For a while now, I have been automating tasks by writing shell scripts in bash. These have gradually become more and more complicated, and I am now finding that bash scripts are a little too simple for what I want – for example, I recently wrote a 1000-line program that includes multithreading, IPC, a CGI interface, and a fairly complex set of config options.
Perhaps my impression is wrong, but I have always thought that shell scripting was intended to be used mainly for fairly small automation and configuration tasks, and is not really a suitable language to be writing an application in.
Most of the time I am doing low-level things on a single server, e.g. starting/stopping other processes, accessing sockets, monitoring system status, that kind of thing.
I am trying to understand better what I can do as a next step instead of creating a huge bash script program. Is there a paradigm that I need to be thinking about when trying to determine when to use shell scripts vs a “proper” programming language?
8
Shell scripts are good for a sequence of shell commands. While Bash has a couple of more advanced features, anything that goes beyond passing strings to commands is a lot of pain. In particular, these are signs that your program has outgrown a shell script:
- you have complex control flow, e.g. loops, recursion, or parallelism that goes beyond pipes etc..
- you need complex data structures. While Bash provides arrays, other shells do not and require you to use flat files instead. Using collections of data is difficult in any case.
- you have to validate inputs to your program. Shell scripts are difficult to write correctly with different expansion, escaping, and word splitting mechanisms. A proper language can help there, maybe by offering a type system.
- you want modularization because you have many helper functions.
- more code is spent on logic rather than invoking commands.
- you have performance requirements that make it unreasonable to spawn a new process for each little operation.

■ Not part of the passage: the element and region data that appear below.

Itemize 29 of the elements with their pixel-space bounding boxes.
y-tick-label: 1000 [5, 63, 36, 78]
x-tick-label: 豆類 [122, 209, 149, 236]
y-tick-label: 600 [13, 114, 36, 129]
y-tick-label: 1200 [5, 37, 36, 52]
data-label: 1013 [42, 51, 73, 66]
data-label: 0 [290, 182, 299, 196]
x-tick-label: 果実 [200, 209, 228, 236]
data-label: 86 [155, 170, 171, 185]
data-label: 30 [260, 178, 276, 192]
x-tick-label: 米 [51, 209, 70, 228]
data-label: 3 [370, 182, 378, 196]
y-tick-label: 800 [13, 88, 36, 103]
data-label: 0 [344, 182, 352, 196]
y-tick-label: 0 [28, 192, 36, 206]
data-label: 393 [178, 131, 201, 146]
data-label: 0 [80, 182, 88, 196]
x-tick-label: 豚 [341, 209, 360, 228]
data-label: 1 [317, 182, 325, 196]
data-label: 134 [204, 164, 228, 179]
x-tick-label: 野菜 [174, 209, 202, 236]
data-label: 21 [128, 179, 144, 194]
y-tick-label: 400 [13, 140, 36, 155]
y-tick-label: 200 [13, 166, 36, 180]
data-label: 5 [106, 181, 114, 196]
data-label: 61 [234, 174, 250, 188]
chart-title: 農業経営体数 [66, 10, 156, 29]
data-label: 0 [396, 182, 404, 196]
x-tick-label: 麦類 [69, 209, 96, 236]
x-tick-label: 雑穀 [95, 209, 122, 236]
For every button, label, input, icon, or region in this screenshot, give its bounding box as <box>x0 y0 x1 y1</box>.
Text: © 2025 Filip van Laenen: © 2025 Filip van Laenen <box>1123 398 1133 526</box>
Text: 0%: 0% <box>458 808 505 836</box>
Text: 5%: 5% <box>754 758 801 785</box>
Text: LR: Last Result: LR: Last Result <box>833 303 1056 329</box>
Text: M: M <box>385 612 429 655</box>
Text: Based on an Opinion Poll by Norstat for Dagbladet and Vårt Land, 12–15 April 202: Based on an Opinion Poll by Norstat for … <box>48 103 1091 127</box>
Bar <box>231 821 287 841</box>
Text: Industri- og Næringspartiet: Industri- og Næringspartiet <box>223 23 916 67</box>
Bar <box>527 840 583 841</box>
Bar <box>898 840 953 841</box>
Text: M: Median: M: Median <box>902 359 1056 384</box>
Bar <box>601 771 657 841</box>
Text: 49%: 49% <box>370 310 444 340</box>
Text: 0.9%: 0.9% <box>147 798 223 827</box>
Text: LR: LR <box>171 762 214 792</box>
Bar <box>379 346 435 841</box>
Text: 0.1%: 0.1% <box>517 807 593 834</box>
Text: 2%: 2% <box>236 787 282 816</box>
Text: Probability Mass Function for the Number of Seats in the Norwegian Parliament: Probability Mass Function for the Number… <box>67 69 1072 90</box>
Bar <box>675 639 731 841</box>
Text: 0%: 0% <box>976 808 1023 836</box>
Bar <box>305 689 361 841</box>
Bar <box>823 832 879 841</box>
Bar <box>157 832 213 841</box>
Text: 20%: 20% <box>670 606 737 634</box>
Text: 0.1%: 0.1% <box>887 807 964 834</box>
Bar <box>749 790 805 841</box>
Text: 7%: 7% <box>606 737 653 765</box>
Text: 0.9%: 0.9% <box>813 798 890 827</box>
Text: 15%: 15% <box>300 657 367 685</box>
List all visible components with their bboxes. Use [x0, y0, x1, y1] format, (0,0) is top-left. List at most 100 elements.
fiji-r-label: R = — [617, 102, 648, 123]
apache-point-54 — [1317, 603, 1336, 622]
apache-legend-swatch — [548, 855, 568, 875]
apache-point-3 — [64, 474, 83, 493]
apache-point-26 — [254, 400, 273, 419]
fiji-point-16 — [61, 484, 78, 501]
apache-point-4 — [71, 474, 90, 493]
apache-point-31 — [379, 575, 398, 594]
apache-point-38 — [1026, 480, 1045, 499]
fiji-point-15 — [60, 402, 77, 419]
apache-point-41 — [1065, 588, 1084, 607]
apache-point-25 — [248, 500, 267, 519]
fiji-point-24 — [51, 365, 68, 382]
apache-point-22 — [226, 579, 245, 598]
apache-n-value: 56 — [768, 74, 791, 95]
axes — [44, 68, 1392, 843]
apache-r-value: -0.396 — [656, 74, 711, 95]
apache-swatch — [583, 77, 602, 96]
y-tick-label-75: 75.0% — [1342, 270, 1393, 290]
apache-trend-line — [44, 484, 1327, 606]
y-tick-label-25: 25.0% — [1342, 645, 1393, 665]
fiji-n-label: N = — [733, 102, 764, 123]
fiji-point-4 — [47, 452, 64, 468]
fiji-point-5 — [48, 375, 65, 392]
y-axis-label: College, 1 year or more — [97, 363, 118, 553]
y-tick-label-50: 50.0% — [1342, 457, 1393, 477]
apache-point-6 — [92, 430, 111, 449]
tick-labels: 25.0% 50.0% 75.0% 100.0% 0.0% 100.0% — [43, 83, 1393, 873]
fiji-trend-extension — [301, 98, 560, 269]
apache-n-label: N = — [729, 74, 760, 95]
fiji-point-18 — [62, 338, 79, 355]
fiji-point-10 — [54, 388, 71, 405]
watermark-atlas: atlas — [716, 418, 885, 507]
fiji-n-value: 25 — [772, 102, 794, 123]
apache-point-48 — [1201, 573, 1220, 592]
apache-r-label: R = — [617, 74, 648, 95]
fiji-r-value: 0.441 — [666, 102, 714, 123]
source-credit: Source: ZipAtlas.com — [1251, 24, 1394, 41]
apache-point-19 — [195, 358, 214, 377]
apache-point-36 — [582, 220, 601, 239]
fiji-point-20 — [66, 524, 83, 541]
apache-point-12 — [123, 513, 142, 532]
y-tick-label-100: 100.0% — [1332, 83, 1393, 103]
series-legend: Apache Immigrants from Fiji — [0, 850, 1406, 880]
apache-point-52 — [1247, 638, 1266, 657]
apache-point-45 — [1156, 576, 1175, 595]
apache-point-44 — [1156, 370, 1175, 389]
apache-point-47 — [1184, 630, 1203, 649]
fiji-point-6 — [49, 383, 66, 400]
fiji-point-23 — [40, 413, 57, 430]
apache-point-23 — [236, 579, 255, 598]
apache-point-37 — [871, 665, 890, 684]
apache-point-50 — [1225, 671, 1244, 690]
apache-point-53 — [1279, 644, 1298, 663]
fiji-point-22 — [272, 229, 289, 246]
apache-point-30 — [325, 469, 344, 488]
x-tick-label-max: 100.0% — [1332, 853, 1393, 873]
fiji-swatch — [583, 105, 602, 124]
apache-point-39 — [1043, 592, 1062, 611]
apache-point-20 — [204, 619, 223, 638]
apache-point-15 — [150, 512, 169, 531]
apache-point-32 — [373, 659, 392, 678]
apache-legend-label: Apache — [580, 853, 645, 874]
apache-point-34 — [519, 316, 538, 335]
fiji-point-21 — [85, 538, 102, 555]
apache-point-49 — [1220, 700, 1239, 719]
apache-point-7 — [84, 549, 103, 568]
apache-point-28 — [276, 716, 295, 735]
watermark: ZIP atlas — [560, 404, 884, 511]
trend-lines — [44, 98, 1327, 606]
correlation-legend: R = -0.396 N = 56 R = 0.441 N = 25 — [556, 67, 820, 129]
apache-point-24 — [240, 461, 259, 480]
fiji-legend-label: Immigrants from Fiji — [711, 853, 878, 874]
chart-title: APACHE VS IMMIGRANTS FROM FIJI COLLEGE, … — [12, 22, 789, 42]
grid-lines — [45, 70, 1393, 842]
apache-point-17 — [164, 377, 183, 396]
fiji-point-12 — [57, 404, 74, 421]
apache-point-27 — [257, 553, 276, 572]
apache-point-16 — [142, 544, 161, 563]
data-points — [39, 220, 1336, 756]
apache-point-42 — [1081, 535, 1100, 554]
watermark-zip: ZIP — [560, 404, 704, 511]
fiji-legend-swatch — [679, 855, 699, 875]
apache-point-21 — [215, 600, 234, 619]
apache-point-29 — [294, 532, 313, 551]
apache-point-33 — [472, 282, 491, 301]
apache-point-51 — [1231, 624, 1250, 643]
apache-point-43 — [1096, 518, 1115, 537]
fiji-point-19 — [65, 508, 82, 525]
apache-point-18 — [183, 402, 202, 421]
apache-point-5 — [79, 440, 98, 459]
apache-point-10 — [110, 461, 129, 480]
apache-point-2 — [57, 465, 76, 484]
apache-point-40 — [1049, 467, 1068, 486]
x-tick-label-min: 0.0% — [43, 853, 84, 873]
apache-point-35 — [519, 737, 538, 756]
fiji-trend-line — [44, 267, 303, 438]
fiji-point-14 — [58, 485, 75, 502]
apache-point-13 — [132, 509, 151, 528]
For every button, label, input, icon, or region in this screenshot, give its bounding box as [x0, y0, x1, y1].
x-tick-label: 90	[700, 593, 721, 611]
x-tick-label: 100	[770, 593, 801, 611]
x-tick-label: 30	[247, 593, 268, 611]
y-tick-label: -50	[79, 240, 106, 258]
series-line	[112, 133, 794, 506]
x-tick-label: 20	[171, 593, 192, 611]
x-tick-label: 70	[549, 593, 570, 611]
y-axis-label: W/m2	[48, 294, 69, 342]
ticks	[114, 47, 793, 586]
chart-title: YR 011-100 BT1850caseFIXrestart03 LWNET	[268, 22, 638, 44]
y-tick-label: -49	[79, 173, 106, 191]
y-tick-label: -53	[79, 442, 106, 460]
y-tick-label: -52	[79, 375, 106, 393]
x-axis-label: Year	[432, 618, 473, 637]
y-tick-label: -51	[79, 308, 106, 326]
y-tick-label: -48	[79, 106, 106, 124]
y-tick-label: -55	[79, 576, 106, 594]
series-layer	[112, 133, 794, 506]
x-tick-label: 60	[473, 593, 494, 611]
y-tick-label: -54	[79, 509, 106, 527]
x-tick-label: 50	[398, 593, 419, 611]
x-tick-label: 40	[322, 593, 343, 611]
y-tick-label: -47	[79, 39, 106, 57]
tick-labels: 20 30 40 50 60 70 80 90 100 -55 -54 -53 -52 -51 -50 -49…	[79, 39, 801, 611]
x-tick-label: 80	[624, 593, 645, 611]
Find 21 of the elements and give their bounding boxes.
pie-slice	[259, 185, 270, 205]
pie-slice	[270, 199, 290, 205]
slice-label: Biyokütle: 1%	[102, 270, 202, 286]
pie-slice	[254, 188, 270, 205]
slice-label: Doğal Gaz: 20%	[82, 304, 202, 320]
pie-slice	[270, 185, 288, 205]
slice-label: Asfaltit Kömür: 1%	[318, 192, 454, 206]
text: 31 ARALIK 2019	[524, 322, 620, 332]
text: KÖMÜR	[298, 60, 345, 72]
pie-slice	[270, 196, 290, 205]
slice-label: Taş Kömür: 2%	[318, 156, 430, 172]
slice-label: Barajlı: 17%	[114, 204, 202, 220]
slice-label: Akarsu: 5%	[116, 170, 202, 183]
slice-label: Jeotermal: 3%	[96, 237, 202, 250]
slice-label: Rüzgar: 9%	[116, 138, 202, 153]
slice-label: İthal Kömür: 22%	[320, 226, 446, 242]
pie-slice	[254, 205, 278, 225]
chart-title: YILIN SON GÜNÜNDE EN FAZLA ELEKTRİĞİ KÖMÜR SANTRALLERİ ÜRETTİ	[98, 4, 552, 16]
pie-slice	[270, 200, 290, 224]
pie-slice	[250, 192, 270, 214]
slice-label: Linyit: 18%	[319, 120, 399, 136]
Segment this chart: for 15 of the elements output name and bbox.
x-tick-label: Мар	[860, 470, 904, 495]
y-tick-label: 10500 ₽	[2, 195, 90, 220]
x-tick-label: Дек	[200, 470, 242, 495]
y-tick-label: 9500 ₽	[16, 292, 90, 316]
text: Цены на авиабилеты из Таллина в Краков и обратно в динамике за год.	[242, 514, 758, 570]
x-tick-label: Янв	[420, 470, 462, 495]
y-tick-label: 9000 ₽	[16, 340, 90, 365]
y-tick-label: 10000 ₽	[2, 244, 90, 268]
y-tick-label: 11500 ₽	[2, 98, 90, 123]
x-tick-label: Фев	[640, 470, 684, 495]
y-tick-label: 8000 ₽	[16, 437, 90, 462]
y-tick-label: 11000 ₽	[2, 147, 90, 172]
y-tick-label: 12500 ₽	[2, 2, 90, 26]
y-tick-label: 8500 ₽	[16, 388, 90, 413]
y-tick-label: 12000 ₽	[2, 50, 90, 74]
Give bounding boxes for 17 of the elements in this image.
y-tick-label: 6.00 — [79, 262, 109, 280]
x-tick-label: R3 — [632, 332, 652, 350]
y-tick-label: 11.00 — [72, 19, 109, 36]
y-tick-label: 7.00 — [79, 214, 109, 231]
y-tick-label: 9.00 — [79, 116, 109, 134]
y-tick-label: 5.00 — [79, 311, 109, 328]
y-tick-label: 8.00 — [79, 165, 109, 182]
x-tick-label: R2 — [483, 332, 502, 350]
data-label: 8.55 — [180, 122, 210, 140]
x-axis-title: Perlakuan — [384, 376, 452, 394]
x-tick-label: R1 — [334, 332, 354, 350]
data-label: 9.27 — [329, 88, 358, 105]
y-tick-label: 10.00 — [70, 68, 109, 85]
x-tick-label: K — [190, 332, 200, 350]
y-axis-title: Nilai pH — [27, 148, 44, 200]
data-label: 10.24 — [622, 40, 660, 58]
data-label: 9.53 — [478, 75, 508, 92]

Scripting languages (e.g. Perl/Python/Ruby) offer various features that make programming a lot more comfortable, e.g. stricter syntax and semantics (scoped variables!), complex data structures, libraries for common tasks, modularization features, …. Their advantage compared with other programming languages is that you don’t have to set up a compilation toolchain which allows for a similar development experience as developing shell scripts. However, invoking external tools becomes more difficult. What was a simple case of set -e; tool foo --bar="$baz"
in a shell script would have to be written in Perl as 0 == system 'tool', 'foo', "--bar=$baz" or die "Couldn't invoke tool: $!"
or open my $result, '-|', 'tool', 'foo', "--bar=$baz" or die "Couldn't invoke tool: $!"
, depending on what precisely you were trying to do (similar problems also exist for Python and Ruby, of course). This makes difficult things possible, but simple things less simple. There is a point where this is really worth it, but not every shell script is at that point just because it’s big or complicated.
If your shell script only contains certain parts that would benefit from a better programming language, it would also be possible to rewrite just these in another language, and then invoke them as external programs. However, this will only work if the main data flow is simple enough. The opposite is also possible: having a program invoke a shell script for a part that just consists of invoking other programs. Such programs that consist of multiple executable files can be quite reasonable, but also introduce a few problems of their own: is my relative path set correctly? How can I debug these interacting programs? How can I structure my data that all parts can easily deal with it?
I think three important parameters to be considered are:
-
code reuse.
Code reuse among shell scripts tends to be difficult (scripts tend to be very problem-specific)
-
frequency of execution of the program.
For a one time task (typically filesystem oriented task) shell scripts (bash, tcsh…) are enough.
Now consider what happens when other people have to maintain the code (or you too after a few months)
-
the complexity of the data structures involved.
A language like Python is often the right choice for larger projects/scripts (and it has a a very easy to read and understand syntax).
Anyway take a look at:
- Can I use Python as a bash replacement?
- Strengths of Shell Scripting compared to Python
for further details about specific strengths of Python vs shell scripting.
Apart from creating (complex) web interfaces, bash scripting could be the right tool for you since you know it better than others.
It is how you arrange your scripts in a way of maximizing code reuse, and adapt changes with minimum effort. You should be able to create complexity out of simplicity by composing previous codes/libraries. And it is the way how Unix programming works (like all pipes and stuff).
I think bash scripting could be sufficient and proper enough for your needs.